« La marche pour l’égalité et contre le racisme à Arras, qu’en reste-t-il trente ans après? », La Voix du Nord, 27 novembre 2013

Par LAURENT BOUCHER

La marche pour l’égalité et contre le racisme, rebaptisée un peu à tort par les médias « marche des beurs », revient dans l’actualité avec le film « La Marche », sorti hier sur les écrans nationaux après sa projection en avant-première lors de la soirée d’ouverture du Arras Film Festival. Jean Pasqualini nous raconte le contexte du passage des marcheurs par Arras le 26 novembre 1983. Une époque… pas si lointaine.

« Je suis là », montre Jean Pasqualini sur la photo reproduite dans La Voix du Nord. Avant-dernier à droite, derrière une banderole affichant le slogan « Vivre ensemble avec nos différences pour un monde solidaire ». « J’avais 33 ans. Je n’ai pas de souvenir précis qui me revient, si ce n’est que c’était inattendu d’avoir trois cents participants. » Arrivés de Lille, les marcheurs ont été accueillis à la gare d’Arras avant un défilé dans les rues d’Arras, jusqu’à la mairie, avec une prise de parole des élus, dont l’adjoint au maire communiste Marcel Roger, en présence de l’évêque, « et du pasteur », précise Jean Pasqualini par rapport au récit de l’époque. S’en est suivi à la salle des concerts un débat avec les marcheurs, en présence d’un représentant de la Ligue des droits de l’homme, Gérard Minet, et du secrétaire de l’Union générale des travailleurs sénégalais, Sally N’Dongo. Ayant participé à l’aventure de la création de la radio libre Provisoire FM (aujourd’hui PFM), Jean Pasqualini avait rendu compte au micro d’un débat où « s’est exprimée la révolte contre le racisme, le racisme au quotidien, à l’école, dans les quartiers, face à la police… » Il avait relevé qu’un intervenant déplorait « qu’aucun dancing d’Arras n’accepte de laisser entrer les Maghrébins ».

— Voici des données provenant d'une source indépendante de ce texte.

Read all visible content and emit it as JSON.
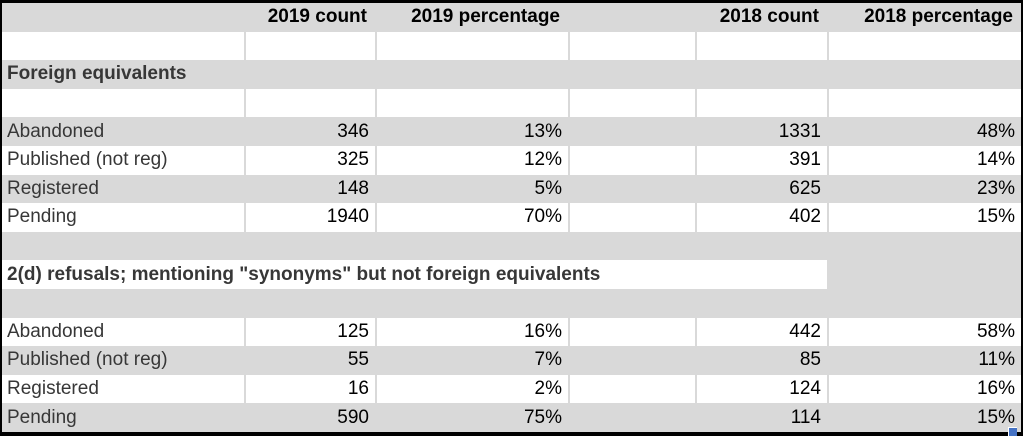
{
  "table": {
    "header": [
      "",
      "2019 count",
      "2019 percentage",
      "",
      "2018 count",
      "2018 percentage"
    ],
    "sections": [
      {
        "title": "Foreign equivalents",
        "rows": [
          {
            "label": "Abandoned",
            "count_2019": 346,
            "pct_2019": "13%",
            "count_2018": 1331,
            "pct_2018": "48%"
          },
          {
            "label": "Published (not reg)",
            "count_2019": 325,
            "pct_2019": "12%",
            "count_2018": 391,
            "pct_2018": "14%"
          },
          {
            "label": "Registered",
            "count_2019": 148,
            "pct_2019": "5%",
            "count_2018": 625,
            "pct_2018": "23%"
          },
          {
            "label": "Pending",
            "count_2019": 1940,
            "pct_2019": "70%",
            "count_2018": 402,
            "pct_2018": "15%"
          }
        ]
      },
      {
        "title": "2(d) refusals; mentioning \"synonyms\" but not foreign equivalents",
        "rows": [
          {
            "label": "Abandoned",
            "count_2019": 125,
            "pct_2019": "16%",
            "count_2018": 442,
            "pct_2018": "58%"
          },
          {
            "label": "Published (not reg)",
            "count_2019": 55,
            "pct_2019": "7%",
            "count_2018": 85,
            "pct_2018": "11%"
          },
          {
            "label": "Registered",
            "count_2019": 16,
            "pct_2019": "2%",
            "count_2018": 124,
            "pct_2018": "16%"
          },
          {
            "label": "Pending",
            "count_2019": 590,
            "pct_2019": "75%",
            "count_2018": 114,
            "pct_2018": "15%"
          }
        ]
      }
    ]
  },
  "colors": {
    "band_gray": "#d9d9d9",
    "border_black": "#000000",
    "text_black": "#000000",
    "label_gray": "#373737",
    "handle_blue": "#4472c4"
  }
}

Sur ses notes, l’animateur de radio avait souligné la « prise de parole impressionnante des jeunes immigrés ». Il rectifie avec le recul : « J’aurais dû dire des jeunes issus de l’immigration car ils étaient nés en France. À Arras, on ne sentait pas encore à cette époque ce phénomène des jeunes beurs. C’est une perception que l’on a eue plus tard. »

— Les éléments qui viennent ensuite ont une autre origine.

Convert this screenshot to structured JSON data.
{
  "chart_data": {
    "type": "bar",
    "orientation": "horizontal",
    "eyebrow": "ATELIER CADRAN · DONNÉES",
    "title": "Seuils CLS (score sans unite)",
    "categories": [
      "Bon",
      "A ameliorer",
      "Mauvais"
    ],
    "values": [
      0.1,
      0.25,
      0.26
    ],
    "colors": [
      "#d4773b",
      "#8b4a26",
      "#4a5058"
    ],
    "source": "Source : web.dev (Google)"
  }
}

D’où la surprise face au succès de la mobilisation à Arras pour accueillir les marcheurs partis le 15 octobre du quartier des Minguettes, près de Lyon, et en route pour Paris. « Un marqueur de l’histoire sociale »

« En 1981, un collectif s’était déjà rassemblé à Arras pour venir en soutien aux jeunes des Minguettes et à Christian Delorme (le prêtre qui les a soutenus), en grève de la faim, se souvient Jean Pasqualini. Il y avait eu des meurtres racistes, des brimades policières, les premières révoltes de banlieue. Cela avait alerté les organisations antiracistes dont je faisais partie. »

À Arras, il y avait eu « une grève des loyers pendant très longtemps dans un foyer de travailleurs immigrés » situé alors route de Bapaume. Militant « à l’extrême-gauche, au groupe Révolution ! », Jean Pasqualini avait retrouvé des membres d’associations tiers-mondistes, de la Jeunesse étudiante chrétienne, de la « gauche de la gauche » telles le PSU… Autant d’organisations réunies pour accueillir les marcheurs de 1983. « On se sentait petits, isolés. C’était un collectif d’une trentaine de personnes avec Marc Ceugnart, une figure arrageoise de l’association 1 % Tiers-Monde, de soutien aux immigrés ; Raymond Hatte, prêtre-ouvrier CFDT ; Christian Lejosne, qui venait des écolos et des mouvements non-violents. Il y avait un enthousiasme, des énergies militantes… Aujourd’hui, les choses sont plus souterraines. Il règne une grande confusion politique, les colères ont du mal à s’exprimer socialement. À l’époque, la marche s’est imposée en prenant des formes collectives, inventives. Les marcheurs ont dit : On est là ! »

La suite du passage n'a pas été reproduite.